On June 25, the UFCW held a national press call highlighting the impact and growing danger of the COVID-19 coronavirus outbreak to our nation’s frontline workers. During the call, the UFCW announced that over the last 100 days, 238 UFCW frontline workers in grocery stores, meatpacking and food processing plants, health care facilities, and other essential businesses have died from COVID-19 and nearly 29,000 members have been infected or exposed to this killer virus.
During the press call, UFCW International President Marc Perrone announced three new initiatives in response to the growing increase of COVID-19 cases in states across the country. The initiatives include: (1) reinstating hazard pay and establishing a $15 per hour wage for all frontline workers; (2) establishing a public mask mandate in all 50 states; and (3) creating a new national public registry to track COVID-19 infections involving frontline workers, which would require companies with more than 1,000 employees to submit monthly reports on worker deaths, infections, and exposure.
“With our country now 100 days into the COVID-19 pandemic, America’s frontline workers still face many of the same dangers they faced on day one. In grocery stores, meatpacking plants, and health care facilities, our country’s frontline workers are still getting sick and dying. It’s high time for America’s CEOs and elected leaders to pull their heads out of the sand and take the strong action needed to protect these brave workers and the communities they serve,” said UFCW International President Marc Perrone.
“American workers simply cannot survive with the current patchwork of safety measures taken by only a fraction of companies and states with millions still unprotected and vulnerable,” Perrone added. “We need real enforcement of the highest safety standards. Even worse, some of our nation’s biggest companies like Amazon, Walmart, and Kroger are still keeping us in the dark and refusing to tell the American people how many of their workers have died or been exposed to COVID-19. Simply put, it is impossible to hold the government or corporate America accountable when they hide the true impact of this outbreak. The failure of the Trump Administration to enforce clear OSHA standards is giving giant corporations like Amazon and Walmart a free pass to ignore their responsibility to keep their workers safe and this is exactly why so many frontline workers have become exposed to this virus. There is something fundamentally wrong when the White House and Congress are spending more time trying to let companies off the hook for the health of their workers. Americans deserve better.”
UFCW members Dennis Medbourn, a member of UFCW Local 700 who works at Tyson Foods in Logansport, Ind.; Linda Robinson, a member of UFCW Local 1625 who works at Brandywyne Nursing Home in Lakeland, Fla.; and Candice Oglesby, a member of UFCW Local 1000 who works at a Kroger store in Dallas, Texas, participated in the call and spoke about their struggle to cope with a global pandemic as frontline workers.
“I think that is the scariest thing about this virus,” said Medbourn, who tested positive for COVID-19. “It spreads before you even know you have it and so much is still unknown.

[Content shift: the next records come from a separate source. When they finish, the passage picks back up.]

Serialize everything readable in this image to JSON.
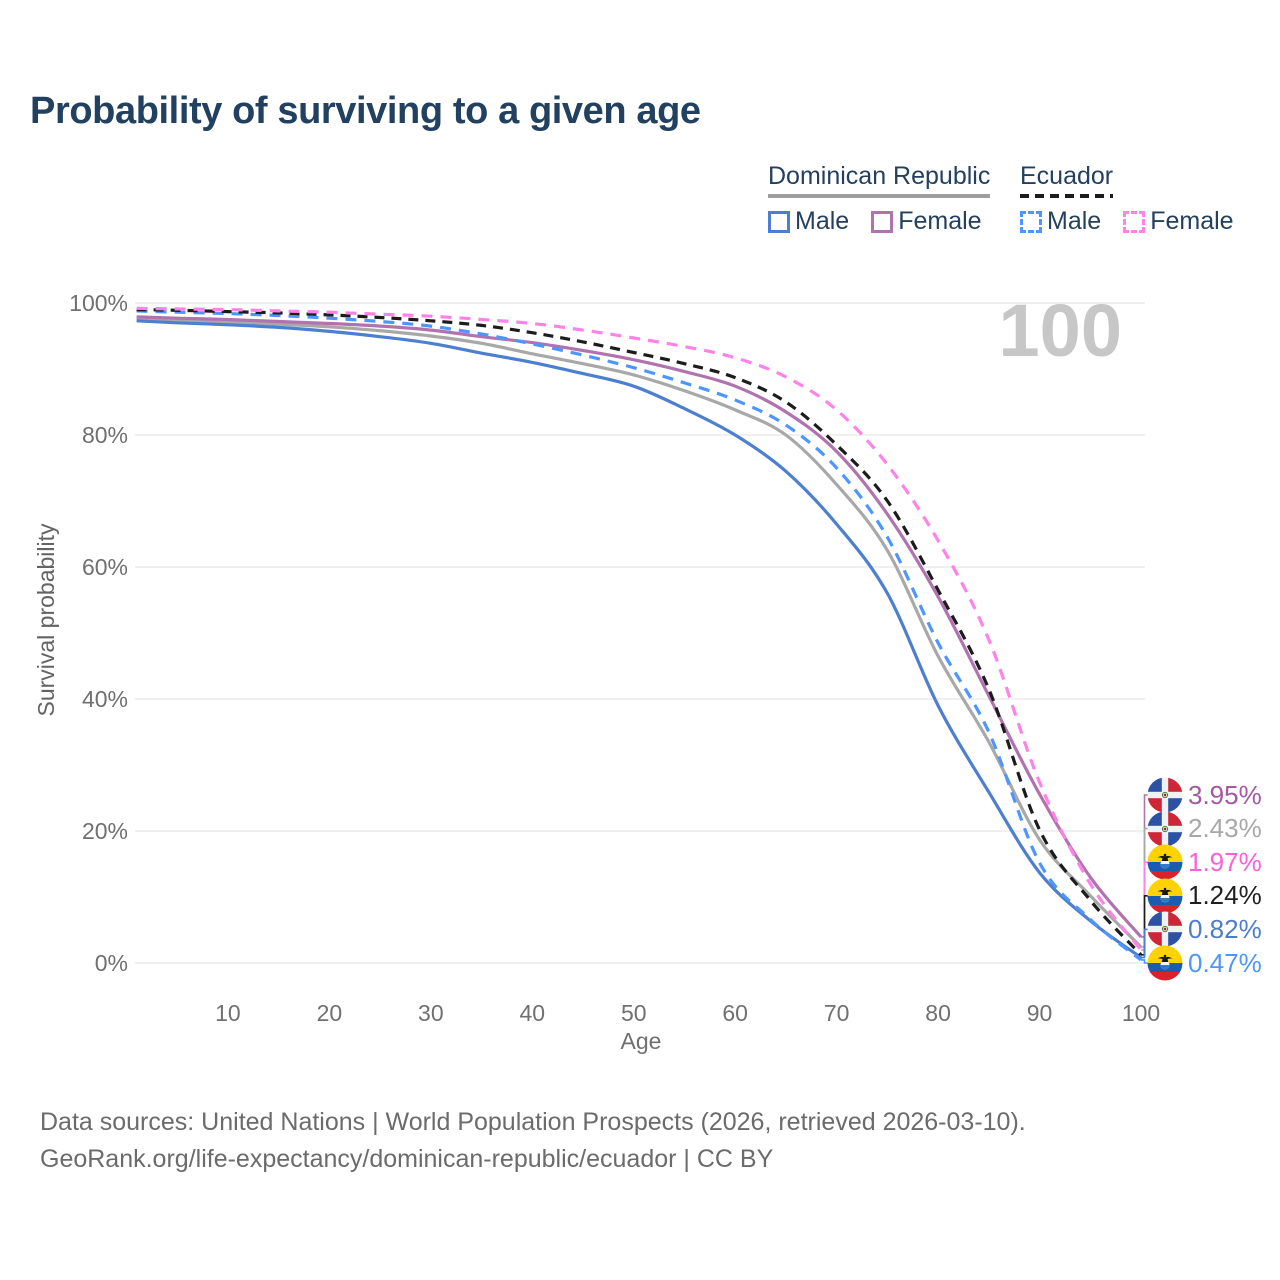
{
  "title": "Probability of surviving to a given age",
  "watermark": "100",
  "legend": {
    "groups": [
      {
        "name": "Dominican Republic",
        "underline": "solid",
        "underline_color": "#9e9e9e",
        "items": [
          {
            "label": "Male",
            "style": "solid",
            "color": "#4d7fd0"
          },
          {
            "label": "Female",
            "style": "solid",
            "color": "#b173af"
          }
        ]
      },
      {
        "name": "Ecuador",
        "underline": "dashed",
        "underline_color": "#1c1c1c",
        "items": [
          {
            "label": "Male",
            "style": "dashed",
            "color": "#4d96ff"
          },
          {
            "label": "Female",
            "style": "dashed",
            "color": "#ff82e8"
          }
        ]
      }
    ]
  },
  "y_axis": {
    "title": "Survival probability",
    "ticks": [
      {
        "label": "0%",
        "value": 0
      },
      {
        "label": "20%",
        "value": 20
      },
      {
        "label": "40%",
        "value": 40
      },
      {
        "label": "60%",
        "value": 60
      },
      {
        "label": "80%",
        "value": 80
      },
      {
        "label": "100%",
        "value": 100
      }
    ]
  },
  "x_axis": {
    "title": "Age",
    "ticks": [
      {
        "label": "10",
        "value": 10
      },
      {
        "label": "20",
        "value": 20
      },
      {
        "label": "30",
        "value": 30
      },
      {
        "label": "40",
        "value": 40
      },
      {
        "label": "50",
        "value": 50
      },
      {
        "label": "60",
        "value": 60
      },
      {
        "label": "70",
        "value": 70
      },
      {
        "label": "80",
        "value": 80
      },
      {
        "label": "90",
        "value": 90
      },
      {
        "label": "100",
        "value": 100
      }
    ]
  },
  "end_labels": [
    {
      "value": "3.95%",
      "flag": "dominican-republic",
      "text_color": "#a159a4",
      "series": "dr_female"
    },
    {
      "value": "2.43%",
      "flag": "dominican-republic",
      "text_color": "#a8a8a8",
      "series": "dr_total"
    },
    {
      "value": "1.97%",
      "flag": "ecuador",
      "text_color": "#fb60dc",
      "series": "ec_female"
    },
    {
      "value": "1.24%",
      "flag": "ecuador",
      "text_color": "#1f1f1f",
      "series": "ec_total"
    },
    {
      "value": "0.82%",
      "flag": "dominican-republic",
      "text_color": "#4d7cce",
      "series": "dr_male"
    },
    {
      "value": "0.47%",
      "flag": "ecuador",
      "text_color": "#4d96ff",
      "series": "ec_male"
    }
  ],
  "footer": {
    "line1": "Data sources: United Nations | World Population Prospects (2026, retrieved 2026-03-10).",
    "line2": "GeoRank.org/life-expectancy/dominican-republic/ecuador | CC BY"
  },
  "chart_data": {
    "type": "line",
    "title": "Probability of surviving to a given age",
    "xlabel": "Age",
    "ylabel": "Survival probability",
    "xlim": [
      0,
      100
    ],
    "ylim_percent": [
      0,
      100
    ],
    "grid": "horizontal",
    "highlighted_age": 100,
    "x_ages": [
      1,
      5,
      10,
      15,
      20,
      25,
      30,
      35,
      40,
      45,
      50,
      55,
      60,
      65,
      70,
      75,
      80,
      85,
      90,
      95,
      100
    ],
    "series": [
      {
        "id": "dr_total",
        "name": "Dominican Republic (both sexes)",
        "color": "#a8a8a8",
        "dash": false,
        "values": [
          97.6,
          97.4,
          97.1,
          96.8,
          96.4,
          95.8,
          95.0,
          93.9,
          92.3,
          90.8,
          89.1,
          86.7,
          83.8,
          80.0,
          72.5,
          62.5,
          46.5,
          33.5,
          18.7,
          10.2,
          2.43
        ]
      },
      {
        "id": "dr_male",
        "name": "Dominican Republic Male",
        "color": "#4d7fd0",
        "dash": false,
        "values": [
          97.3,
          97.0,
          96.7,
          96.3,
          95.7,
          94.9,
          93.9,
          92.4,
          91.0,
          89.3,
          87.4,
          84.0,
          80.0,
          74.5,
          66.5,
          56.0,
          39.0,
          25.9,
          13.7,
          6.4,
          0.82
        ]
      },
      {
        "id": "dr_female",
        "name": "Dominican Republic Female",
        "color": "#b173af",
        "dash": false,
        "values": [
          97.9,
          97.7,
          97.5,
          97.2,
          96.9,
          96.5,
          95.9,
          94.9,
          94.0,
          92.8,
          91.4,
          89.6,
          87.4,
          83.5,
          77.5,
          68.0,
          55.5,
          40.5,
          25.6,
          13.0,
          3.95
        ]
      },
      {
        "id": "ec_male",
        "name": "Ecuador Male",
        "color": "#4d96ff",
        "dash": true,
        "values": [
          98.8,
          98.6,
          98.4,
          98.1,
          97.7,
          97.2,
          96.5,
          95.3,
          93.8,
          92.1,
          90.2,
          87.9,
          85.3,
          81.5,
          75.0,
          64.5,
          48.5,
          35.0,
          15.2,
          6.6,
          0.47
        ]
      },
      {
        "id": "ec_total",
        "name": "Ecuador (both sexes)",
        "color": "#1c1c1c",
        "dash": true,
        "values": [
          99.0,
          98.9,
          98.7,
          98.5,
          98.2,
          97.8,
          97.3,
          96.6,
          95.5,
          94.1,
          92.5,
          90.8,
          88.7,
          85.0,
          78.5,
          70.0,
          56.5,
          41.5,
          20.2,
          9.5,
          1.24
        ]
      },
      {
        "id": "ec_female",
        "name": "Ecuador Female",
        "color": "#ff82e8",
        "dash": true,
        "values": [
          99.2,
          99.1,
          99.0,
          98.8,
          98.6,
          98.3,
          98.0,
          97.5,
          96.9,
          95.9,
          94.7,
          93.4,
          91.7,
          88.8,
          83.8,
          75.5,
          64.0,
          49.0,
          27.4,
          12.0,
          1.97
        ]
      }
    ],
    "values_at_age_100_percent": {
      "dr_female": 3.95,
      "dr_total": 2.43,
      "ec_female": 1.97,
      "ec_total": 1.24,
      "dr_male": 0.82,
      "ec_male": 0.47
    }
  }
}
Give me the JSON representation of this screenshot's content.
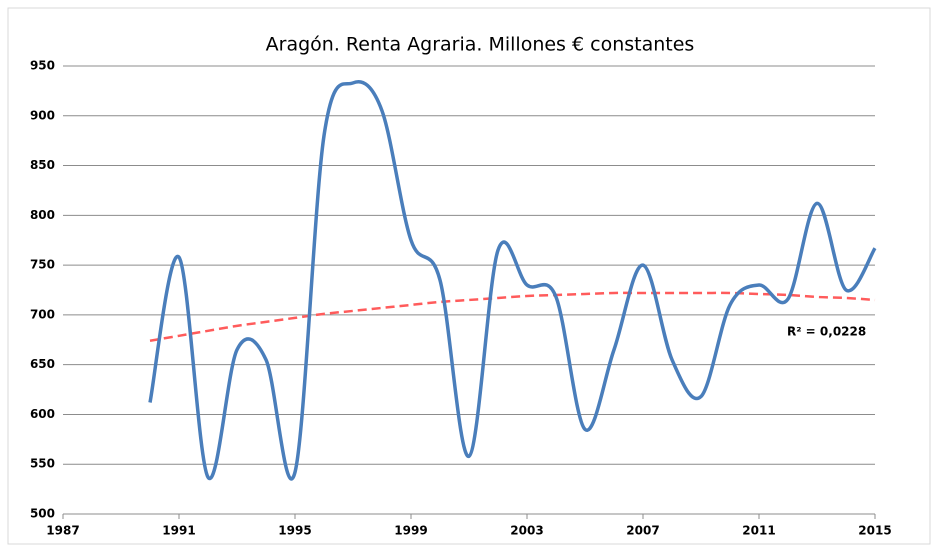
{
  "chart_data": {
    "type": "line",
    "title": "Aragón. Renta Agraria. Millones € constantes",
    "x": [
      1990,
      1991,
      1992,
      1993,
      1994,
      1995,
      1996,
      1997,
      1998,
      1999,
      2000,
      2001,
      2002,
      2003,
      2004,
      2005,
      2006,
      2007,
      2008,
      2009,
      2010,
      2011,
      2012,
      2013,
      2014,
      2015
    ],
    "series": [
      {
        "color": "#4a7ebb",
        "values": [
          612,
          758,
          537,
          665,
          655,
          542,
          880,
          933,
          905,
          775,
          735,
          558,
          765,
          730,
          718,
          585,
          665,
          750,
          655,
          618,
          710,
          730,
          716,
          812,
          725,
          767
        ]
      }
    ],
    "trendline": {
      "color": "#ff5b5b",
      "label": "R² = 0,0228",
      "values": [
        674,
        679,
        684,
        689,
        693,
        697,
        701,
        704,
        707,
        710,
        713,
        715,
        717,
        719,
        720,
        721,
        722,
        722,
        722,
        722,
        722,
        721,
        720,
        718,
        717,
        715
      ]
    },
    "xlim": [
      1987,
      2015
    ],
    "xticks": [
      1987,
      1991,
      1995,
      1999,
      2003,
      2007,
      2011,
      2015
    ],
    "ylim": [
      500,
      950
    ],
    "yticks": [
      500,
      550,
      600,
      650,
      700,
      750,
      800,
      850,
      900,
      950
    ],
    "grid": true
  }
}
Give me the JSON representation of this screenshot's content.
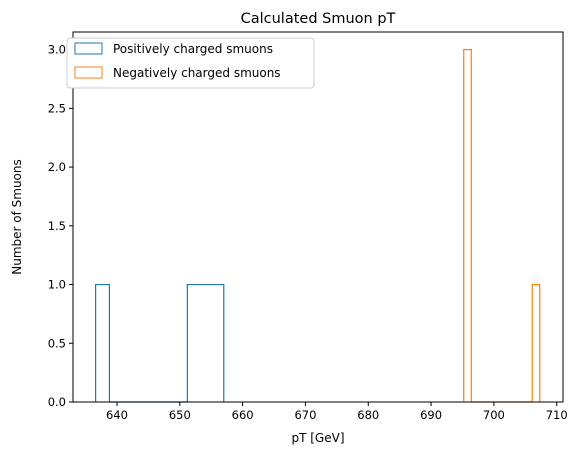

There are still people in the plant that are at risk of getting it, which means there are still people coming into work every day in fear. But we have realized throughout these past 100 days that the work we do is essential. People have to eat, and we have to go to work because the work we do helps supply food to millions of people.”
“We’ve had to put our lives on hold to protect our residents,” said Robinson, who works in a facility that has experienced a COVID-19 outbreak. “We’re worried about our own families as well. My husband has a medical condition, and I’m worried about carrying the virus home to him. When I was waiting on the results of my first COVID test, I had to quarantine in a motel for eight days to keep him safe. I couldn’t be home with my family, but I was there every day for my patients.”
“Every day we go to work, we put our health and our entire family’s health in jeopardy,” said Oglesby. “Please know I love my job. I love my coworkers, I love my customers, and I love going to work knowing that I’m making a difference by helping families get through these hard times. I just don’t understand what changed all of a sudden for states to reopen and loosen safety restrictions, and for companies like Kroger to get rid of essential hazard pay, when the only thing I’ve seen change is the number of positive cases rise in my state. It is too dangerous right now for people to not take this virus seriously.”